Roland Malone, having been told by the photographers that they had enough shots of him now, thank you very much, had wandered into the auditorium; spying Toby and Helen he waved energetically and came over to stand in front of their seats in the aisle.
‘Hi, Roland,’ said Toby. ‘How’s it going?’
‘Great,’ the actor replied. ‘I’ve just been speaking to my agent, he’s got something really exciting for me.’
‘What, the National job?’
‘No, it’s a memorial service at the actors’ church for Tony Walker, big-time drama producer. Rumour is he died of a heart attack in the arms of a very good-looking Labrador.’
‘I didn’t know he was a big mate of yours,’ Helen said.
‘Me? I hated the bastard.’
‘So why are you doing it?’
He looked at her like she was retarded. ‘I’m top of the bill! If you do a telly or a play only the public see-it, but if you give a good performance at a memorial service for somebody really important then every bastard in the business is there to watch you breaking down in tears at the power of your own acting; can’t fail.’
Helen said to Julio Spuciek in her mind, ‘Roland! What a self-involved arse. Of course, Julio, you remember he was exactly the type I would have once fallen for, before I married Toby — handsome, creative, highly strung and a complete prick.’
‘Pajero is the Argentinian slang for prick,’ Julio said.
‘Really, and isn’t a Pajero a type of four-wheel-drive car?’
‘Exactly, all these pricks are driving around with “prick” written on their car.’
‘Oh, Julio,’ she said, ‘you’re so funny.’
‘And you are looking particularly beautiful tonight.’

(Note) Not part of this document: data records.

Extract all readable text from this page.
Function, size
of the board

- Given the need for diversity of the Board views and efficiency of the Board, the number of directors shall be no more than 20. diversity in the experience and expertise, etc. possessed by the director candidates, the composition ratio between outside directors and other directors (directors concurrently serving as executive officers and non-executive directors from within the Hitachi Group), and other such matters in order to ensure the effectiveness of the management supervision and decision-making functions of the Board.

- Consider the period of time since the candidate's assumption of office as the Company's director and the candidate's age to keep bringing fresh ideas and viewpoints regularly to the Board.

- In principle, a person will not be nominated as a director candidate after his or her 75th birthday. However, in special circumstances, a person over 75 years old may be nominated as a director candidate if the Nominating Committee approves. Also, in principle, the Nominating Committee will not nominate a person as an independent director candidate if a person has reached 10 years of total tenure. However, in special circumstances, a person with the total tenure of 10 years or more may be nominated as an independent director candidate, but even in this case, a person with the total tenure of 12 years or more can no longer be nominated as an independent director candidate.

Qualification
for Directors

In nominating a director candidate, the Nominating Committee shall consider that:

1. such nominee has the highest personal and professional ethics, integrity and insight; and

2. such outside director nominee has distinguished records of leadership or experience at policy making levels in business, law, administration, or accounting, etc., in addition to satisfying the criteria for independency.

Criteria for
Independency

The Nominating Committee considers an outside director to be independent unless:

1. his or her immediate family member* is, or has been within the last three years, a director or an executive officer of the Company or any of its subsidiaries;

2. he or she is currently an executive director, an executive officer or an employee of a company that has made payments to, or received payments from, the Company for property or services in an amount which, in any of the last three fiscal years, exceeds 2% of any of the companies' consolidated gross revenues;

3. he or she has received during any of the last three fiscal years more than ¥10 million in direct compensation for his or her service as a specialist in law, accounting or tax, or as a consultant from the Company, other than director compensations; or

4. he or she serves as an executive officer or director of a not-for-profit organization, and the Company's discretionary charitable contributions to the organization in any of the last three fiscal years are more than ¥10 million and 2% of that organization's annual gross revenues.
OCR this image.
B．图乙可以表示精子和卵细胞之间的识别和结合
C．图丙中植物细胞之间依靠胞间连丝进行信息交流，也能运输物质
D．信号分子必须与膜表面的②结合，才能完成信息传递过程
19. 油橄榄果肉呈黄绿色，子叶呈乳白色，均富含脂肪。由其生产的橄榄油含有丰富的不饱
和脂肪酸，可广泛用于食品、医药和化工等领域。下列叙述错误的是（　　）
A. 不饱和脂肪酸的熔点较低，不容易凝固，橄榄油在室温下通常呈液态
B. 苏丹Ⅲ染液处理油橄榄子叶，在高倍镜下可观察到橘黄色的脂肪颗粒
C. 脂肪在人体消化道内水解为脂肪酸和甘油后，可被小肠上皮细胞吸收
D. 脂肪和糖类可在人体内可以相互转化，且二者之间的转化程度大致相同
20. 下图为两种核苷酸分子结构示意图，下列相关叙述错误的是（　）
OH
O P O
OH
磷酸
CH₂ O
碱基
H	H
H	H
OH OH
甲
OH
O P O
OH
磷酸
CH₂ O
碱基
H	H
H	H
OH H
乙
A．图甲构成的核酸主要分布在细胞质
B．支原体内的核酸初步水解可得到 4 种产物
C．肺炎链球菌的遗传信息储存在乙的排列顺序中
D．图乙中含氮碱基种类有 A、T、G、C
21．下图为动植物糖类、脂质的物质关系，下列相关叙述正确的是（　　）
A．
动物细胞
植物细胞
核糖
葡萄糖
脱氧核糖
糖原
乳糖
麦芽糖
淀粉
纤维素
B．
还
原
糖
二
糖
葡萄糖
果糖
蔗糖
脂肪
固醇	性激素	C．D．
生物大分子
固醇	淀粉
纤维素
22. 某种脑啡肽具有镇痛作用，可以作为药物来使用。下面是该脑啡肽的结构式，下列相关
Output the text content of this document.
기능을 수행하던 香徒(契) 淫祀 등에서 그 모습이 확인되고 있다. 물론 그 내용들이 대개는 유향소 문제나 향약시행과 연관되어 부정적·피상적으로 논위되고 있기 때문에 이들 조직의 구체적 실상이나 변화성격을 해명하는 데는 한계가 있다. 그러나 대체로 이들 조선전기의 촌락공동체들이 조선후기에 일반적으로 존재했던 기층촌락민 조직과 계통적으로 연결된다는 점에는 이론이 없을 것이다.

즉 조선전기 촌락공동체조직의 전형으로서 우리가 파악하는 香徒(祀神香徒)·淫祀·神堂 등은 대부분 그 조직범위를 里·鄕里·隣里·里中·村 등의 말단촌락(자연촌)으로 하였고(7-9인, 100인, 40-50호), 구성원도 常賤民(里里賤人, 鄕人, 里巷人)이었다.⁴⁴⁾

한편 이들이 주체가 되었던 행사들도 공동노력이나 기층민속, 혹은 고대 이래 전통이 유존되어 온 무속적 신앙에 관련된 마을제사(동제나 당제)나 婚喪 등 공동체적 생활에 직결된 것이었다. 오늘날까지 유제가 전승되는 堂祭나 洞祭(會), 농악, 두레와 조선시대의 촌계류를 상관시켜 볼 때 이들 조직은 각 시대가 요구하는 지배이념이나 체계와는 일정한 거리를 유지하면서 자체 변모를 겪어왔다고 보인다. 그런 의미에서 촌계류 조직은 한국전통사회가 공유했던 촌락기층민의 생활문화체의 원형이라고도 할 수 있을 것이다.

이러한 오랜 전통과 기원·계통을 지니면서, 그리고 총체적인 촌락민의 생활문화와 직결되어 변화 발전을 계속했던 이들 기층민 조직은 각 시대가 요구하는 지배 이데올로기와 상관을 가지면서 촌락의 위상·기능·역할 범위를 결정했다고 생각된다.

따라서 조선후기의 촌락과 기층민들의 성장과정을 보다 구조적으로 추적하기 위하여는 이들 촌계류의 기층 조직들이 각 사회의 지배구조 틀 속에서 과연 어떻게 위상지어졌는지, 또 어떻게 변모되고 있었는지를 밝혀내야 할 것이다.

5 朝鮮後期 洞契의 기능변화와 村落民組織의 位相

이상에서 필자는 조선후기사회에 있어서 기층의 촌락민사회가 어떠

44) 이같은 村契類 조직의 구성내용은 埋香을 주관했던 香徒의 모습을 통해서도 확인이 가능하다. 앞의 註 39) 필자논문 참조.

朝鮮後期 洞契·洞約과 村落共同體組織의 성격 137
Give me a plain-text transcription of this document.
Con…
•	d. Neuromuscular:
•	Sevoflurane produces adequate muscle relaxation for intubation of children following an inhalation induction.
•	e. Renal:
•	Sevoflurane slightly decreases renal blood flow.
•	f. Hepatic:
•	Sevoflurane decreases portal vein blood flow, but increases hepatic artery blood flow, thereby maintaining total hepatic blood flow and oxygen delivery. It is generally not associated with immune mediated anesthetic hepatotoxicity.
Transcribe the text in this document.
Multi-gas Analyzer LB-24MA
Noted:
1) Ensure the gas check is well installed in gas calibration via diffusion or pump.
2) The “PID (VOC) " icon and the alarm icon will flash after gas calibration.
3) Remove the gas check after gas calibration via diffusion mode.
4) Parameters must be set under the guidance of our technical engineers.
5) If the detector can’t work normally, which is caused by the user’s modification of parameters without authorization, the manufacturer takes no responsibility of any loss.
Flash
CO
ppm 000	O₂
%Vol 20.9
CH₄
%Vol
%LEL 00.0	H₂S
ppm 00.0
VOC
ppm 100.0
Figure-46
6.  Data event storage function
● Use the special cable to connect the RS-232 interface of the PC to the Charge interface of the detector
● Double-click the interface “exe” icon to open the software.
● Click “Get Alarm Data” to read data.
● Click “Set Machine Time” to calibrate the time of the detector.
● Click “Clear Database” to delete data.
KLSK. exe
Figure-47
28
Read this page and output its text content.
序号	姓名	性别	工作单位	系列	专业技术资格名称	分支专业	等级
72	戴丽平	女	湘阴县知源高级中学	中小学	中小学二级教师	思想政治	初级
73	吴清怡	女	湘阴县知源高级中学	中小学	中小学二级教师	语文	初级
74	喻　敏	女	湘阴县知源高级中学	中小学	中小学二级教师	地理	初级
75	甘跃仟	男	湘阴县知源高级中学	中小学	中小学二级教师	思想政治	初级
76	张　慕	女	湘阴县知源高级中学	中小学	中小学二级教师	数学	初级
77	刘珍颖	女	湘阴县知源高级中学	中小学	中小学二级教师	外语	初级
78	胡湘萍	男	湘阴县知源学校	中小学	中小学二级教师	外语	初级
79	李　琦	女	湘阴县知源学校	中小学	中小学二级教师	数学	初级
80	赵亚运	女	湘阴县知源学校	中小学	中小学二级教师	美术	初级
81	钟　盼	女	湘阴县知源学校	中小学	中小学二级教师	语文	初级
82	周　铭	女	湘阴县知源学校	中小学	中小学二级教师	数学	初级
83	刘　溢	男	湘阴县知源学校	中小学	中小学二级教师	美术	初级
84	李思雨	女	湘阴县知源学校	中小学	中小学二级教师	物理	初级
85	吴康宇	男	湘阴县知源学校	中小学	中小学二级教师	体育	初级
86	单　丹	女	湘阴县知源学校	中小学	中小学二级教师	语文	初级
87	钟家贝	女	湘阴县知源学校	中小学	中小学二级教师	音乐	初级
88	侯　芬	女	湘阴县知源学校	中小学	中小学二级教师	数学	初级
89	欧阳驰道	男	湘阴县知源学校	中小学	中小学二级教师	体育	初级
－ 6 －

Just about completing the fashion course, Harriet left college with an indifferent degree and none of her tutors, unsurprisingly, seemed willing to recommend an overweight girl who didn’t look after herself as an intern at any fashion house. So, more or less at random, she took a job as a dresser on Miss Saigon at the Theatre Royal, Drury Lane. With her meagre wages she was able to move to a bedsit in the place that nobody calls Pointless Park.
When He
len left college she liked to think it was a complete coincidence that she moved there too, except she lived in a big house with the family of a lecturer from the college whom she was having an affair with. Helen gave dinner parties, she went to plays and the cinema and had lots and lots of boyfriends. If she fell out with one boyfriend there was always another waiting: one took an overdose because she chucked him, another became gay; one tried to join the French Foreign Legion but was turned down and settled for a fast-track management career at Waterstones. Sex was everywhere: in the same week as Cindy Crawford and k.d. lang were pictured kissing on the front cover of Vogue Lulu and Rose put their hands down each other’s-pants at a party and rummaged around as if they were looking for something. Even Harriet had a married man who slunk up to her little bedsit in the late afternoon.
Always in the background, almost unnoticed, there was Toby, hanging around without making any great impression except that he was generally drunk and there was often a crowd grouped around him looking down and asking, ‘Are you all right, Toby?’
In 1998 the sisters’ mother, who had suffered from ill health for years, suddenly became very sick. Helen was twenty-seven when this happened, Harriet thirty. Later on when they were in their mid-forties and they’d all begun to look like their own deranged elderly relatives, there would always seem to be somebody who was having to fly up to Scotland every weekend to comfort their father in a hospice or who was forced into making eight-hour train journeys to obscure mental institutions in Cumbria in order to visit their suicidal sister, but back then they seemed to be the only ones who had to endure this kind of crisis. When Helen told all her exciting lovers that she needed their help and support at a difficult time in her and her sister’s life they all acted as if it was they who were having some huge crisis.